Vous les survivants, — non pas des Morts qui sont toujours présents en vous, en nous tous, et qui resplendiront éternellement sur la face radieuse de la patrie libérée ; mais sur-vivants aux agités qui se croient des êtres et ne sont que des spectres que chaque minute dissipe et que le néant va résorber. Le misérable moi auquel ils bornent leur éphémère existence n’est qu’une apparence. Rien ne demeure et ne se continue qu’en se rattachant. On n’arrache au sépulcre que ce qu’on donne à l’humanité perdurable.
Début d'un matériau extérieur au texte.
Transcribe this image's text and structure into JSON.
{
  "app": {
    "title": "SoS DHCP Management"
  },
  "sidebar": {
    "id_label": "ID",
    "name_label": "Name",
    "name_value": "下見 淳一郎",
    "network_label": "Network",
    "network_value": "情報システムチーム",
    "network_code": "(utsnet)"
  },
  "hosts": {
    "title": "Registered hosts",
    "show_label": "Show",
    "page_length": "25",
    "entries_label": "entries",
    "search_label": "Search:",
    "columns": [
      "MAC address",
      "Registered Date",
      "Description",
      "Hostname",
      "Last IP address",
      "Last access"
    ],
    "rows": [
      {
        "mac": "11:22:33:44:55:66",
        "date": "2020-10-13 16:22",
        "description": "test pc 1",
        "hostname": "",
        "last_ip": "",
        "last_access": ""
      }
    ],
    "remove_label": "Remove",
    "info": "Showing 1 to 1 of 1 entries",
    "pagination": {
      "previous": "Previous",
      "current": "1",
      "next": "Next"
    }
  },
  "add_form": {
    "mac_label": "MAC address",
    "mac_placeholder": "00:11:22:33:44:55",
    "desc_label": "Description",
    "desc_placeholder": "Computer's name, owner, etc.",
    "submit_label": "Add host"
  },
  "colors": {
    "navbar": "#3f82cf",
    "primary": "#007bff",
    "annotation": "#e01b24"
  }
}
L’artillerie des barbares a broyé des corps, stérilisé les campagnes en dispersant l’humus fécond, abattu oies maisons ; mais auparavant les divagations de la raison individuelle et le dévergondage des sentiments égotistes, plus profondément destructeurs, avaient tari la sève spirituelle qui anime la hautaine volonté de vivre en autrui et pour autrui, qui stimule l’énergie bienfaisante du laboureur, qui exalte la foi créatrice par laquelle se maintiennent les Cités prospères et s’érigent les cathédrales de beauté.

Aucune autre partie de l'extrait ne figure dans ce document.